Many log messages emitted as errors are, in fact, expected behavior. If an error expected, then it is not an error in the context of application logging. It should be set to the INFO level. They are still being logged, but they are only informational in nature.
In less frequent cases the error is, in fact, an error. In this case it should be addressed.
The goal is an ERROR and CRITICAL free log. With that as the goal, when most of the noise is removed, then alerting can be created to wake people up at night when CRITICAL events occur and to force a morning reaction when ERRORs happen.
In this way, the logs have operational value beyond the forensic. They become a key part of monitoring the health and performance of the system.
The messages in the search box screen capture above are, at best, cryptic. Each takes its own “dig” to get the meaning from.
When you, as a developer, decide to log any message, it should, in the minimum, include the file and line number when the error occurred. Additional context in the form of a message with key parameters will save time.
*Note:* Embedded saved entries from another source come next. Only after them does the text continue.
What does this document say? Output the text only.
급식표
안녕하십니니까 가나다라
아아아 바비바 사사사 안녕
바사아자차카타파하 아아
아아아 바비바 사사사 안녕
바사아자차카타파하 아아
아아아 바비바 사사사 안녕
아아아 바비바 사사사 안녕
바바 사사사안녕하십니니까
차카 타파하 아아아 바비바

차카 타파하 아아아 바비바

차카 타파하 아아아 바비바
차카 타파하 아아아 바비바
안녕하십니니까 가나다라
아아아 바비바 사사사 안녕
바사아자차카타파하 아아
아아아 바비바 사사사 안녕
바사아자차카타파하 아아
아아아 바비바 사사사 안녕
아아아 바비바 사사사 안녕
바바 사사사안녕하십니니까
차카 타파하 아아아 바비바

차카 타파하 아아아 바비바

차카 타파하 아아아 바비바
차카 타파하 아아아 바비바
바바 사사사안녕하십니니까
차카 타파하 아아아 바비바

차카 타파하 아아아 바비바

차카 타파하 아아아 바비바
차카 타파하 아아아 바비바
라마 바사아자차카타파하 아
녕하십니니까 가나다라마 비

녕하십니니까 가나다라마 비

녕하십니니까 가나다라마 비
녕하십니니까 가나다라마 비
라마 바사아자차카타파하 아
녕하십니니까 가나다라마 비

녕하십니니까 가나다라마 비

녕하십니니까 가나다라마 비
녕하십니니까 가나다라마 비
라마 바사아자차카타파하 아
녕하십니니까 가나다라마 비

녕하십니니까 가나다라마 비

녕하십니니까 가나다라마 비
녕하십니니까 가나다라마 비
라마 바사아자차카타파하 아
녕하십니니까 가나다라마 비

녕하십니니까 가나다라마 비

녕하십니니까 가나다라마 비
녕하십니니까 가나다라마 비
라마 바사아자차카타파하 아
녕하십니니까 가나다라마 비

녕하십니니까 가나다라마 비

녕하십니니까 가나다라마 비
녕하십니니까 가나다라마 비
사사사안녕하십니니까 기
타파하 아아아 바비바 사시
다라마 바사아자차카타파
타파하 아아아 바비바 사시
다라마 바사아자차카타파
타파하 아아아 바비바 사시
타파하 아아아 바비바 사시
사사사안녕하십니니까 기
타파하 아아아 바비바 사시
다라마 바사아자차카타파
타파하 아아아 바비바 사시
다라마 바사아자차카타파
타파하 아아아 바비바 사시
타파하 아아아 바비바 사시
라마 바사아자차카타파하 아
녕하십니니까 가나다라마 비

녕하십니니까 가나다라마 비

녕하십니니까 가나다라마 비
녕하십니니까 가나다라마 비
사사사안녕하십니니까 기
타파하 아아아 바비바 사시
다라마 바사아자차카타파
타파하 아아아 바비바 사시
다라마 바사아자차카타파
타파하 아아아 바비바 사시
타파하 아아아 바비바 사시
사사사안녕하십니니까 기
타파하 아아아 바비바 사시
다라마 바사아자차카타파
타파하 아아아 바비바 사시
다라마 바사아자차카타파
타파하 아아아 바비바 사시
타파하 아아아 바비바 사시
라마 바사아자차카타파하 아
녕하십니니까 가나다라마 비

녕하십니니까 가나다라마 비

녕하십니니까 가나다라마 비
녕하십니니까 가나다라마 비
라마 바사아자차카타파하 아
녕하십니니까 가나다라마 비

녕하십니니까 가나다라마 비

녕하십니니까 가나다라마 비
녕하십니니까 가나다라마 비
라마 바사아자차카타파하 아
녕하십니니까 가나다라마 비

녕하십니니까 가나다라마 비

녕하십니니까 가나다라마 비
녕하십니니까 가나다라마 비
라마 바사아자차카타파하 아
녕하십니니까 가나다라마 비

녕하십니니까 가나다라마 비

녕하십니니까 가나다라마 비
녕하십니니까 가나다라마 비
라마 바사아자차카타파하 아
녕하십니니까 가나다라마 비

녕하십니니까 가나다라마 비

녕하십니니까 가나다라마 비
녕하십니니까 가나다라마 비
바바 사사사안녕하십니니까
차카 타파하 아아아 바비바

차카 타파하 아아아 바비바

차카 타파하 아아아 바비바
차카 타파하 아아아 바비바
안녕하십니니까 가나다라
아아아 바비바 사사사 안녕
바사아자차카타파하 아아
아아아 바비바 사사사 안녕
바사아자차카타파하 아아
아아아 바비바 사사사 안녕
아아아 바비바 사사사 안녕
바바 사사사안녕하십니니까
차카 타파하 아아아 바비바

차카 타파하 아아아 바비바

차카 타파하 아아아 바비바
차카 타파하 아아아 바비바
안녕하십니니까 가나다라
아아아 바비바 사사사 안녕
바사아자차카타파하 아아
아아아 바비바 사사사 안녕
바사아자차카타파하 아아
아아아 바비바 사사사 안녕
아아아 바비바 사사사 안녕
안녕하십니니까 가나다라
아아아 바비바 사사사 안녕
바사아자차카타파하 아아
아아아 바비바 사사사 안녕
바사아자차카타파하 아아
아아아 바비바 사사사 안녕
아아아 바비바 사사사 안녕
In a production incident, effective log messages reduce the time to resolution (TTR) and the general stress level of the team.
The Logging Tool
On a software dig, the logging tool is the primary window into the behavior of the system. If your system monitoring is going nuts, the logs are the most likely place for you to find out why.
Get log aggregation in place and use it to improve your teams knowledge of your system over time.
If you are in the process of building a system, use log aggregation to drive the creation and enforcement of useful logging standards that assist the first responders when things go wrong.
Archeological dig, brown field or green field … log aggregation will save you time and improve your production system.